L'étude de plus de 800 crânes trépanés sur une très large période montre que les chirurgiens de l'Empire Inca étaient plus habiles que leurs «confrères» américains de la guerre de Sécession américaine.

Quitte à se faire ouvrir le crâne, mieux valait se trouver dans les mains d'un chirurgien inca du XVe siècle que dans ceux d'un médecin militaire de la guerre de Sécession du XIXe. Telle est la conclusion d'une équipe de chercheurs de trois universités américaines, emmenée par David Kushner du département de médecine de l'Université de Miami, après l'étude plus de 800 crânes trépanés péruviens (ayant subi une opération visant à faire un trou dans le crâne) sur une période couvrant de 400 ans avant J.-C. jusqu'à la fin de l'Empire Inca. Dans un article publié dans la revue World Neurosurgery, ils comparent l'évolution des taux de survie à de telles opérations avec ceux de la guerre civile américaine (1861 à 1865), pendant laquelle un individu n'avait qu'une chance sur deux de survivre après l'ouverture de son crâne. Alors qu'il s'en sortait plus de 4 fois sur 5 chez les Incas!

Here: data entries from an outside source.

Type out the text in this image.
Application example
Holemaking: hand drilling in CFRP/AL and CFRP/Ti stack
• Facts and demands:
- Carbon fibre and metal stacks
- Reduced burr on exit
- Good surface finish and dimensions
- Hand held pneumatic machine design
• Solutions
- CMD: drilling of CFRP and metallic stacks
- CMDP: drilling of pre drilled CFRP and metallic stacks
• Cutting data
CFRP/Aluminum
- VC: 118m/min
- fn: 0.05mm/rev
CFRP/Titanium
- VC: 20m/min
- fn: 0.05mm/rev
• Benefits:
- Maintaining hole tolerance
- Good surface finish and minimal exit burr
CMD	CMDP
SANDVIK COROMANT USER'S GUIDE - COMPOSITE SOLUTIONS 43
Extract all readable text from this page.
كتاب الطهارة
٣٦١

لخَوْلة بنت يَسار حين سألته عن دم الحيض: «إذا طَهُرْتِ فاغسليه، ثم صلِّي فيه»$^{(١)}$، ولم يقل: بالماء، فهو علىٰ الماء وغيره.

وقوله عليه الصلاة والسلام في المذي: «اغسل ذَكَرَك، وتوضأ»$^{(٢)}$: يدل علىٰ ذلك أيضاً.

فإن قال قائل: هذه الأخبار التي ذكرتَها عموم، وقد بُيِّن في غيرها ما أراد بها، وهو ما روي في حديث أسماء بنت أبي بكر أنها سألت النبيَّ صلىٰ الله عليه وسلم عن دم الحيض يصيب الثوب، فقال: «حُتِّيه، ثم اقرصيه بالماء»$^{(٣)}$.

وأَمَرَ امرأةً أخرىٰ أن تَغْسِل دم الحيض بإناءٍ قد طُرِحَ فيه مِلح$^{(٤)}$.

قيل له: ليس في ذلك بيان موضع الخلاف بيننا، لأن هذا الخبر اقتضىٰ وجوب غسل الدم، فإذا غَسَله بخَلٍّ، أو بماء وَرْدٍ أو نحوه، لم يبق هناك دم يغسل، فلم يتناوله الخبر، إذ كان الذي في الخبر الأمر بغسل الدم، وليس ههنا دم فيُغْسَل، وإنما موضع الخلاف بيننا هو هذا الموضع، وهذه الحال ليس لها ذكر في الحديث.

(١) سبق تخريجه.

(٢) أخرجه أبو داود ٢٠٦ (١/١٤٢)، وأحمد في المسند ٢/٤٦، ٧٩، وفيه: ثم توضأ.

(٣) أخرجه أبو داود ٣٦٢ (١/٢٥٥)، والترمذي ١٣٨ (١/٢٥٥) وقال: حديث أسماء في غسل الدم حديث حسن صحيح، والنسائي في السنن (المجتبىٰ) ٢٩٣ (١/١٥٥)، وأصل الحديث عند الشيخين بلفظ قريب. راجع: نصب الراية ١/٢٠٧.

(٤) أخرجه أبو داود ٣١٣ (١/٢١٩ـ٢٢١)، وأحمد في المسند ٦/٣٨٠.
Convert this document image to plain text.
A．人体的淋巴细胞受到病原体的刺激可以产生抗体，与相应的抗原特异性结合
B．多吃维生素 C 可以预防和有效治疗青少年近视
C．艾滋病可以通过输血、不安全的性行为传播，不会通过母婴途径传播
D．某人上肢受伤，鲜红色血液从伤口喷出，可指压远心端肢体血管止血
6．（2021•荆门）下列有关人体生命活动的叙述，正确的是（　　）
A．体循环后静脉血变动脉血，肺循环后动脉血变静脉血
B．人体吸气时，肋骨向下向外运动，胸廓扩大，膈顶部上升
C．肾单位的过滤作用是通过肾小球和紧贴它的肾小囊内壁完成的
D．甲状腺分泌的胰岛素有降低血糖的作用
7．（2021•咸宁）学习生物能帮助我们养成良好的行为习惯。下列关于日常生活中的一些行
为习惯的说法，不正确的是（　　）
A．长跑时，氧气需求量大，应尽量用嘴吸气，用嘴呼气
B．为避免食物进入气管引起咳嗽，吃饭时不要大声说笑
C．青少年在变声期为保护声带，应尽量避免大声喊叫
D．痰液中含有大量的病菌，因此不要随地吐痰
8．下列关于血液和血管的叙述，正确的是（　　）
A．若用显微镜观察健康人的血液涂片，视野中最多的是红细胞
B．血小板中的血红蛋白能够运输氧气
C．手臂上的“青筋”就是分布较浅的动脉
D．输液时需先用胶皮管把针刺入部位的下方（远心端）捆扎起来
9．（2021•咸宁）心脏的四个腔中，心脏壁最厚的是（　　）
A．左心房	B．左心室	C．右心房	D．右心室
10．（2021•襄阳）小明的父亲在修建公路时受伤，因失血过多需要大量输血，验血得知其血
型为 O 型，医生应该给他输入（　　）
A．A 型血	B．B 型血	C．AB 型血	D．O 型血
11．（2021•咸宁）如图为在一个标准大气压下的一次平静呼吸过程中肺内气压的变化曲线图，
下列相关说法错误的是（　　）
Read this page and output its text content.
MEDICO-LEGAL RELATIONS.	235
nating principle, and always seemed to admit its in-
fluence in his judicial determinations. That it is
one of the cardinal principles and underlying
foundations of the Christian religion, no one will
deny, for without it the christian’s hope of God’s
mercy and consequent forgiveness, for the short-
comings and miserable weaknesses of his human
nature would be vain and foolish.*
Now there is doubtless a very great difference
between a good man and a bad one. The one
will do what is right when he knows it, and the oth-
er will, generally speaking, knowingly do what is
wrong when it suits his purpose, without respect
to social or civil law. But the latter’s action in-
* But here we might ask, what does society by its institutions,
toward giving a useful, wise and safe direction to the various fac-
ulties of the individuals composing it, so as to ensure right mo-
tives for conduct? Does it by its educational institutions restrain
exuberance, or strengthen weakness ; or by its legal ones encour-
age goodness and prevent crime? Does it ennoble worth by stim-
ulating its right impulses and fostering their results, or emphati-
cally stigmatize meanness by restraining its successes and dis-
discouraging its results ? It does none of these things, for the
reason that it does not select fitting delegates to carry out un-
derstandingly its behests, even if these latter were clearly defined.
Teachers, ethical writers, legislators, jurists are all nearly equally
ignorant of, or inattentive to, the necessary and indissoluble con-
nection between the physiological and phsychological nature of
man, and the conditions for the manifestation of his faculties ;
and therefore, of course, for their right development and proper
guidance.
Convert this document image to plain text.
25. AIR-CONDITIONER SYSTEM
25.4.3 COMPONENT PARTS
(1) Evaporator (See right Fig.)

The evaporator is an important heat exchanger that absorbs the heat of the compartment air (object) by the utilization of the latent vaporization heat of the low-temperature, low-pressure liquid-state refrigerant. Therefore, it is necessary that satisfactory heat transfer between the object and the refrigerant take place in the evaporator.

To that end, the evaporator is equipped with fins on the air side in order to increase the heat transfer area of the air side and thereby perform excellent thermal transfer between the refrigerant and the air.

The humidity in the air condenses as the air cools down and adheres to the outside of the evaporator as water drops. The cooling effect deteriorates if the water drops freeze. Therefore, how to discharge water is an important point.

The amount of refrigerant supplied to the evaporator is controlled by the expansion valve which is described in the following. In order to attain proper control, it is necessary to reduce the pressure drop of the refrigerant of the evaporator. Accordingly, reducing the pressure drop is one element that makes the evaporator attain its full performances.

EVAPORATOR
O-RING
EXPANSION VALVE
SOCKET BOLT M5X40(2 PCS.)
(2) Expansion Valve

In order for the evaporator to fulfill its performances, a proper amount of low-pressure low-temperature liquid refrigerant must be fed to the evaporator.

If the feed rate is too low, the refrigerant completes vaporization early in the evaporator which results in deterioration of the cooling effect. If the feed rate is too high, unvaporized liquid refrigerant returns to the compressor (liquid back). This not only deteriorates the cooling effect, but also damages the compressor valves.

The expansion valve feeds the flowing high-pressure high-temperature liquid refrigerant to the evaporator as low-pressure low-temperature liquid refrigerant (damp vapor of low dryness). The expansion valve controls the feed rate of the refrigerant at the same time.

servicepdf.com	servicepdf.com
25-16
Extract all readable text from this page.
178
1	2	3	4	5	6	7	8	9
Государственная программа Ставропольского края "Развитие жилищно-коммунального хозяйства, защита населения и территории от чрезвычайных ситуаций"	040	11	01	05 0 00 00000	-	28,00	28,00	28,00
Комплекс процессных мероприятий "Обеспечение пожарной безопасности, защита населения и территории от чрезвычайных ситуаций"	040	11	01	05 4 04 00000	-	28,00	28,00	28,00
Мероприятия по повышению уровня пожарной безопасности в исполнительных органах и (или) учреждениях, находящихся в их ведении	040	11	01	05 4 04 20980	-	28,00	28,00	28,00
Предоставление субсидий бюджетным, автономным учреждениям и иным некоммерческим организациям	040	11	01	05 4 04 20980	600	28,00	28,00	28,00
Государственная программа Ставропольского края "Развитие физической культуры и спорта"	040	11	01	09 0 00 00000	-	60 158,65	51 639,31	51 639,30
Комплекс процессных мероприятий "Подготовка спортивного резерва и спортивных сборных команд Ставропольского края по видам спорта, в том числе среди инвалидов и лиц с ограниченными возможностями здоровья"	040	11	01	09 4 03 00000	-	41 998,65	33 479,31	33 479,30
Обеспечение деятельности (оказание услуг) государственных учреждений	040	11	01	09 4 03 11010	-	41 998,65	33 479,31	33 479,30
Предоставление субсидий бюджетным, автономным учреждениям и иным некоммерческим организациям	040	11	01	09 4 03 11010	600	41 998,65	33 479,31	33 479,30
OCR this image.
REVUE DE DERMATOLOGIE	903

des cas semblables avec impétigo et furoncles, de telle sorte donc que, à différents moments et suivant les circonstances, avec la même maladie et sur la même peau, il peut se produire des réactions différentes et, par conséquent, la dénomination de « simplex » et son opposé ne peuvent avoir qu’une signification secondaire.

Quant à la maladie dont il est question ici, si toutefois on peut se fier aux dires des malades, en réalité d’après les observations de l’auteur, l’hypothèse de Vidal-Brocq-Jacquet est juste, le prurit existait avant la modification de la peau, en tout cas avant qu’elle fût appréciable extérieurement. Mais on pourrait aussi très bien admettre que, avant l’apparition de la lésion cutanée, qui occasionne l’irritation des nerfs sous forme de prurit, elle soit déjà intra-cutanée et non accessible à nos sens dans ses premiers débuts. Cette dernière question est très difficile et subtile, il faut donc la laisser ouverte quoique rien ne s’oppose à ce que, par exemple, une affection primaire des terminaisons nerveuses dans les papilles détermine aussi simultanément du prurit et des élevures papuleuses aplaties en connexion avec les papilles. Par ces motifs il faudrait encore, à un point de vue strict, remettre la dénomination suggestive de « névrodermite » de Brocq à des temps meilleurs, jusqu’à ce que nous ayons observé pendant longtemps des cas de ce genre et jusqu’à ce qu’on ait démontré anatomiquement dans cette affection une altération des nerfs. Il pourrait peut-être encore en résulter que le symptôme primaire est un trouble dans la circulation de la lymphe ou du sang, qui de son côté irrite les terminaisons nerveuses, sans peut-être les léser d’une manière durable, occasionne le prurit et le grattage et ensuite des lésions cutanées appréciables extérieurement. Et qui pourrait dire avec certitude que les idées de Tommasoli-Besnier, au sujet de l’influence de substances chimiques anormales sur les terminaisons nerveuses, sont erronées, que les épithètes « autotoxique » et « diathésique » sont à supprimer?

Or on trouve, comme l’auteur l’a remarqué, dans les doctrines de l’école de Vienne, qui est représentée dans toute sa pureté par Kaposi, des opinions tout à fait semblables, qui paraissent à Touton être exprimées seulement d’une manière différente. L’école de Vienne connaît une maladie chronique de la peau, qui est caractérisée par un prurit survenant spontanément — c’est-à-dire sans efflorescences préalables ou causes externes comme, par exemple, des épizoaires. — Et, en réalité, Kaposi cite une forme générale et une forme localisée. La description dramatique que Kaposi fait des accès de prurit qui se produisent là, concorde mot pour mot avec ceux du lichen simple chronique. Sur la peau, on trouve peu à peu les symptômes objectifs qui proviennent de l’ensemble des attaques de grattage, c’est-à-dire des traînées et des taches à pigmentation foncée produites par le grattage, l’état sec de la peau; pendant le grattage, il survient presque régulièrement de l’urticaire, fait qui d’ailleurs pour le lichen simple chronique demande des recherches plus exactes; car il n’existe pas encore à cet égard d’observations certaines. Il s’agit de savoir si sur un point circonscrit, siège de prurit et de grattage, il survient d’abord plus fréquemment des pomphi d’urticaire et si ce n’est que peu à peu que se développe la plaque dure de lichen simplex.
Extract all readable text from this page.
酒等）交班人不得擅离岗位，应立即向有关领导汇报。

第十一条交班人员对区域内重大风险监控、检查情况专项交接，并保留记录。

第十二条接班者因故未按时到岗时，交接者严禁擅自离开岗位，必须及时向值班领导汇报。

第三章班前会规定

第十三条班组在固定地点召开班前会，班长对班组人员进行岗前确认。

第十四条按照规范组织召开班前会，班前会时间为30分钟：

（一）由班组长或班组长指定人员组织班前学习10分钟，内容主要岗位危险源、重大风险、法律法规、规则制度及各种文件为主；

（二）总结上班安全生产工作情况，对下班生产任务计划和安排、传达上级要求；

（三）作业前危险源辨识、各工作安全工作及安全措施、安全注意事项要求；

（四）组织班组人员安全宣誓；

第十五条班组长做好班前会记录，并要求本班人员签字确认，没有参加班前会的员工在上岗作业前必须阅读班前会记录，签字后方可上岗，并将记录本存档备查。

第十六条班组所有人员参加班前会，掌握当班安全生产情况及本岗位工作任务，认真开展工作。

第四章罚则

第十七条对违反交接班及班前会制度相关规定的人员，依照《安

«Il y a une combinaison de facteurs qui peuvent expliquer ce constat», explique Olivier Dutour, directeur d'études en anthropologie biologique à l'Ecole pratique des hautes études de Paris (Université PSL). «Il ne faut pas occulter la brutalité de la guerre de Sécession. Les blessures crâniennes par balle étaient plus graves et plus complexes à opérer que les traumatismes crâniens où les maux de tête des Incas. Il y avait un contexte d'urgence expliquant que toutes les précautions, notamment d'asepsie, n'étaient pas forcément prises, expliquant le plus faible taux de survie des patients pendant la guerre de Sécession. Ceci dit, cela n'enlève rien à l'habileté incroyable des chirurgiens incas.»

Les trépanations étaient des opérations extrêmement courantes dans le passé et sur tous les continents. Les plus anciennes traces de cette pratique sur des êtres humains datent du mésolithique, soit plusieurs milliers d'années avant les Incas. «Ce qui est très difficile aujourd'hui,c'est de réussir à reconnaître parmi ces opérations lesquelles avaient une raison médicale et lesquelles relevaient d'un acte magique ou religieux,» raconte Olivier Dutour. «La seule chose dont on peut être sûr, c'est que la plupart du temps (jusqu'à plus de 90% des cas chez les Incas), les patients survivaient.»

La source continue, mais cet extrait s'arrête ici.